I told myself this was all part of my research and tutelage for my soon-to-be-sizzling career as a rock critic. Little did I know that this gig pronouncing musical judgment on people’s pedestrian tastes (and trying to steer them in more artistically rewarding directions) for minimum wage was much closer to the creative/compensatory parameters of my dream job than I had ever envisioned or planned for.
I also happened to be working at a Columbia, South Carolina store during the height of what I’ll call Hootie and The Blowfish mania — the very same store, in fact, where Hootie himself, er, Darius Rucker, worked as a record store clerk. Hootie, er, Darius, even stopped in once to say hello. Ah yes. It was a special time to be alive.
But perhaps no more special a time than when an elderly grandmother, looking as if she had just stepped tentatively onto an alien planet and speaking in a heavy accent of undiscernible origin, asked me, innocently and hesitantly: “Excuse me young man. I am shopping for my grandson. Do you have something called ‘Slawwwhhhssssshhhhez Snekk Peet?’ ” After a few minutes of confusion followed by cracking the code, I realized what she wanted. I special ordered her “Slash’s Snake Pit” and assured her the CD would arrive in time for her grandson to appreciate playing in his snake pit. Secretly I wished, just a little, that this sweet little grandma actually dug the Guns ‘N’ Roses guitarist and was really ordering the CD for herself.

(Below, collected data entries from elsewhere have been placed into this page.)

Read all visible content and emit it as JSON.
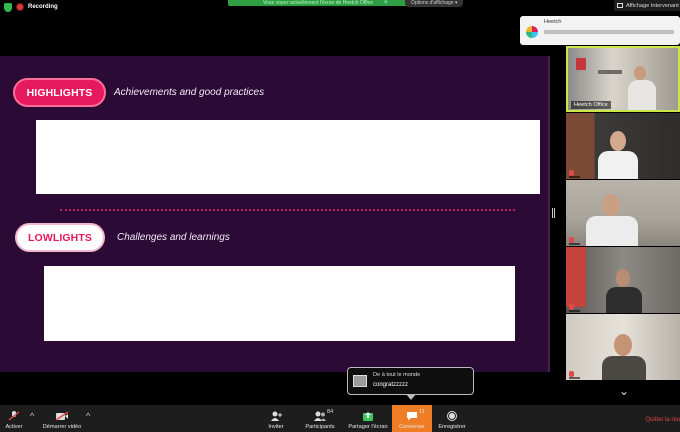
{
  "topbar": {
    "recording_label": "Recording",
    "banner_text": "Vous voyez actuellement l'écran de Heetch Office",
    "banner_close": "×",
    "options_label": "Options d'affichage ▾",
    "view_label": "Affichage Intervenant"
  },
  "slide": {
    "highlights_label": "HIGHLIGHTS",
    "highlights_subtitle": "Achievements and good practices",
    "lowlights_label": "LOWLIGHTS",
    "lowlights_subtitle": "Challenges and learnings",
    "colors": {
      "background": "#2b0a35",
      "accent": "#e5195e"
    }
  },
  "notification": {
    "app": "Heetch",
    "icon": "slack-icon"
  },
  "participants": [
    {
      "name": "Heetch Office",
      "active": true
    },
    {
      "name": "",
      "active": false
    },
    {
      "name": "",
      "active": false
    },
    {
      "name": "",
      "active": false
    },
    {
      "name": "",
      "active": false
    }
  ],
  "chat_popup": {
    "from": "De  à tout le monde",
    "message": "congratzzzzz"
  },
  "toolbar": {
    "mute_label": "Activer",
    "video_label": "Démarrer vidéo",
    "invite_label": "Inviter",
    "participants_label": "Participants",
    "participants_count": "84",
    "share_label": "Partager l'écran",
    "chat_label": "Converser",
    "chat_count": "11",
    "record_label": "Enregistrer",
    "leave_label": "Quitter la réu",
    "colors": {
      "active": "#ef7d26",
      "leave": "#e04545"
    }
  }
}
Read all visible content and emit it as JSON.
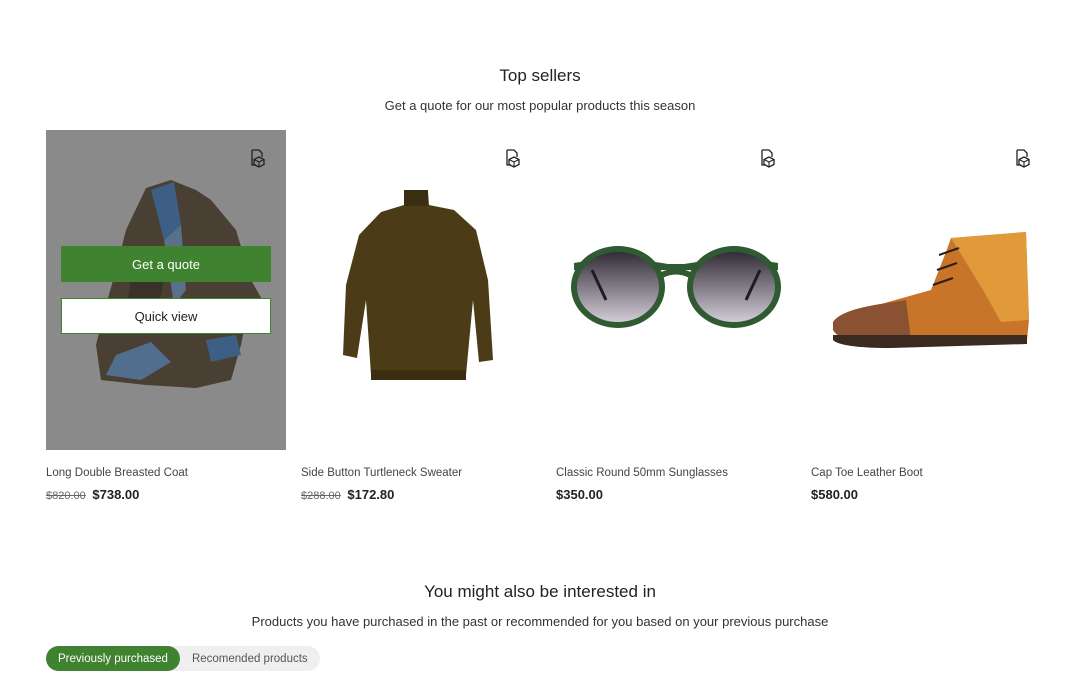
{
  "top_sellers": {
    "title": "Top sellers",
    "subtitle": "Get a quote for our most popular products this season",
    "products": [
      {
        "name": "Long Double Breasted Coat",
        "old_price": "$820.00",
        "price": "$738.00",
        "image": "coat",
        "quote_icon": "quote-request-icon"
      },
      {
        "name": "Side Button Turtleneck Sweater",
        "old_price": "$288.00",
        "price": "$172.80",
        "image": "sweater",
        "quote_icon": "quote-request-icon"
      },
      {
        "name": "Classic Round 50mm Sunglasses",
        "old_price": "",
        "price": "$350.00",
        "image": "sunglasses",
        "quote_icon": "quote-request-icon"
      },
      {
        "name": "Cap Toe Leather Boot",
        "old_price": "",
        "price": "$580.00",
        "image": "boot",
        "quote_icon": "quote-request-icon"
      }
    ],
    "hover_actions": {
      "get_quote": "Get a quote",
      "quick_view": "Quick view"
    }
  },
  "interested": {
    "title": "You might also be interested in",
    "subtitle": "Products you have purchased in the past or recommended for you based on your previous purchase",
    "tabs": [
      {
        "label": "Previously purchased",
        "active": true
      },
      {
        "label": "Recomended products",
        "active": false
      }
    ]
  },
  "colors": {
    "accent": "#3f8230",
    "overlay": "#8a8a8a"
  }
}
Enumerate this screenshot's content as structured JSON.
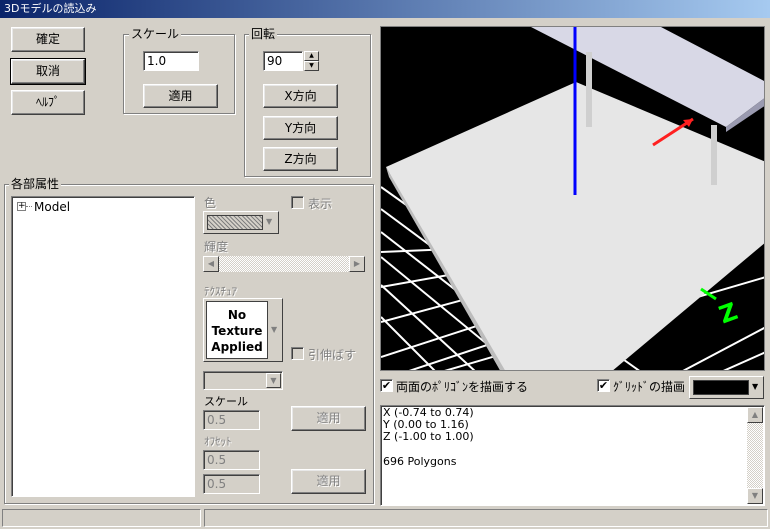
{
  "window": {
    "title": "3Dモデルの読込み"
  },
  "buttons": {
    "ok": "確定",
    "cancel": "取消",
    "help": "ﾍﾙﾌﾟ"
  },
  "scale": {
    "label": "スケール",
    "value": "1.0",
    "apply": "適用"
  },
  "rotation": {
    "label": "回転",
    "value": "90",
    "x": "X方向",
    "y": "Y方向",
    "z": "Z方向"
  },
  "parts": {
    "label": "各部属性",
    "tree": [
      {
        "expander": "+",
        "label": "Model"
      }
    ],
    "color_label": "色",
    "show_label": "表示",
    "brightness_label": "輝度",
    "texture_label": "ﾃｸｽﾁｭｱ",
    "texture_preview": "No Texture Applied",
    "stretch_label": "引伸ばす",
    "tex_scale_label": "スケール",
    "tex_scale_value": "0.5",
    "apply": "適用",
    "offset_label": "ｵﾌｾｯﾄ",
    "offset_x": "0.5",
    "offset_y": "0.5",
    "apply2": "適用"
  },
  "view_options": {
    "double_sided": "両面のﾎﾟﾘｺﾞﾝを描画する",
    "double_sided_checked": true,
    "grid": "ｸﾞﾘｯﾄﾞの描画",
    "grid_checked": true,
    "bg_color": "#000000"
  },
  "info": {
    "x_range": "X (-0.74 to 0.74)",
    "y_range": "Y (0.00 to 1.16)",
    "z_range": "Z (-1.00 to 1.00)",
    "polygons": "696 Polygons"
  },
  "viewport": {
    "axis_label": "Z"
  }
}
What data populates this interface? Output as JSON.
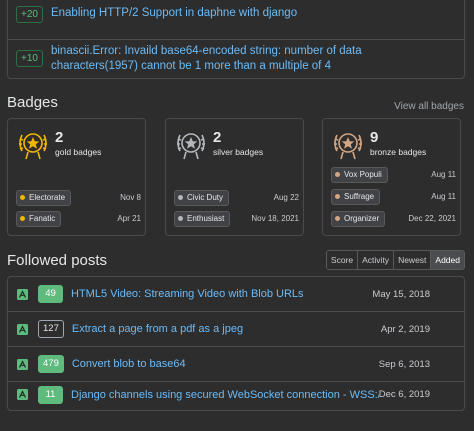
{
  "top_items": [
    {
      "score": "+20",
      "title": "Enabling HTTP/2 Support in daphne with django"
    },
    {
      "score": "+10",
      "title": "binascii.Error: Invaild base64-encoded string: number of data characters(1957) cannot be 1 more than a multiple of 4"
    }
  ],
  "badges": {
    "heading": "Badges",
    "view_all": "View all badges",
    "gold": {
      "count": "2",
      "label": "gold badges",
      "color": "#f1b600",
      "items": [
        {
          "name": "Electorate",
          "date": "Nov 8"
        },
        {
          "name": "Fanatic",
          "date": "Apr 21"
        }
      ]
    },
    "silver": {
      "count": "2",
      "label": "silver badges",
      "color": "#b4b8bc",
      "items": [
        {
          "name": "Civic Duty",
          "date": "Aug 22"
        },
        {
          "name": "Enthusiast",
          "date": "Nov 18, 2021"
        }
      ]
    },
    "bronze": {
      "count": "9",
      "label": "bronze badges",
      "color": "#d1a684",
      "items": [
        {
          "name": "Vox Populi",
          "date": "Aug 11"
        },
        {
          "name": "Suffrage",
          "date": "Aug 11"
        },
        {
          "name": "Organizer",
          "date": "Dec 22, 2021"
        }
      ]
    }
  },
  "followed": {
    "heading": "Followed posts",
    "tabs": [
      "Score",
      "Activity",
      "Newest",
      "Added"
    ],
    "active_tab": "Added",
    "posts": [
      {
        "score": "49",
        "accepted": true,
        "title": "HTML5 Video: Streaming Video with Blob URLs",
        "date": "May 15, 2018"
      },
      {
        "score": "127",
        "accepted": false,
        "title": "Extract a page from a pdf as a jpeg",
        "date": "Apr 2, 2019"
      },
      {
        "score": "479",
        "accepted": true,
        "title": "Convert blob to base64",
        "date": "Sep 6, 2013"
      },
      {
        "score": "11",
        "accepted": true,
        "title": "Django channels using secured WebSocket connection - WSS://",
        "date": "Dec 6, 2019"
      }
    ]
  },
  "colors": {
    "link": "#6cbbf7",
    "accepted": "#5eba7d",
    "background": "#2d2d2d"
  }
}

Then there was the lady who constantly came into the store and asked to sample the movie soundtracks. As in, can you tear the brand new sealed shrink-wrap off of this brand new CD and play it for me before I decide — like I always do — not to buy it — or anything else, ever, for that matter? Finally, my friend and store manager Jon put his foot down — well, not literally –on “soundtrack lady.” When he broke the news gently, and without trying to embarrass her, that the store just couldn’t afford to tear open sealed CDs ad nauseam anymore, she gave him the kind of stricken deep-shock look people give cops when they’ve just been told their whole family’s been murdered.
But, as far as memorable record store quotes go (again, see the link directly below this post), my favorite was always the query, which varied slightly each time it was asked, from the parade of teenage girls and 20-something young women who, over a span of several weeks, strode into the store and made a bee-line to the front counter to ask their collective, not, ahem, entirely unwelcome question about a new track a rap group out of Georgia called the Southern Playas had dropped:”Do y’all have Dickey Ride? I need me some Dickey Ride.”
After the first ten or twelve times being asked that by these lovely gals, and a few guys too — directly, loudly, even impatiently and without a trace of self-consciousness — the exchange and inevitable transaction became slightly surreal. It would always be the same. I would look them in the eye, nod my head as if pondering the sage question, and finally, to their unabashed delight, brightly answer in the affirmative: “Actually yes,” I would say cheerily, from my elevated position behind the counter, standing directly in front of a whole shelf of shrink-wrapped “Dickey Rides” waiting for them. “As a matter of fact, I do have Dickey Ride.”
As I reached behind me and pulled the cassette single from the stash, I contemplated the fact that both their question and my answer was definitely a piece of dialogue I never imagined having. Not without getting slapped, that is. But this was Sounds Familiar, a record store that was, contrary to its name, frequently a surprising place of unfamiliar, novel conversations — and questions. And much like the eclectic music our staff played there, just as entertaining. And it beat the living hell out of picking peas.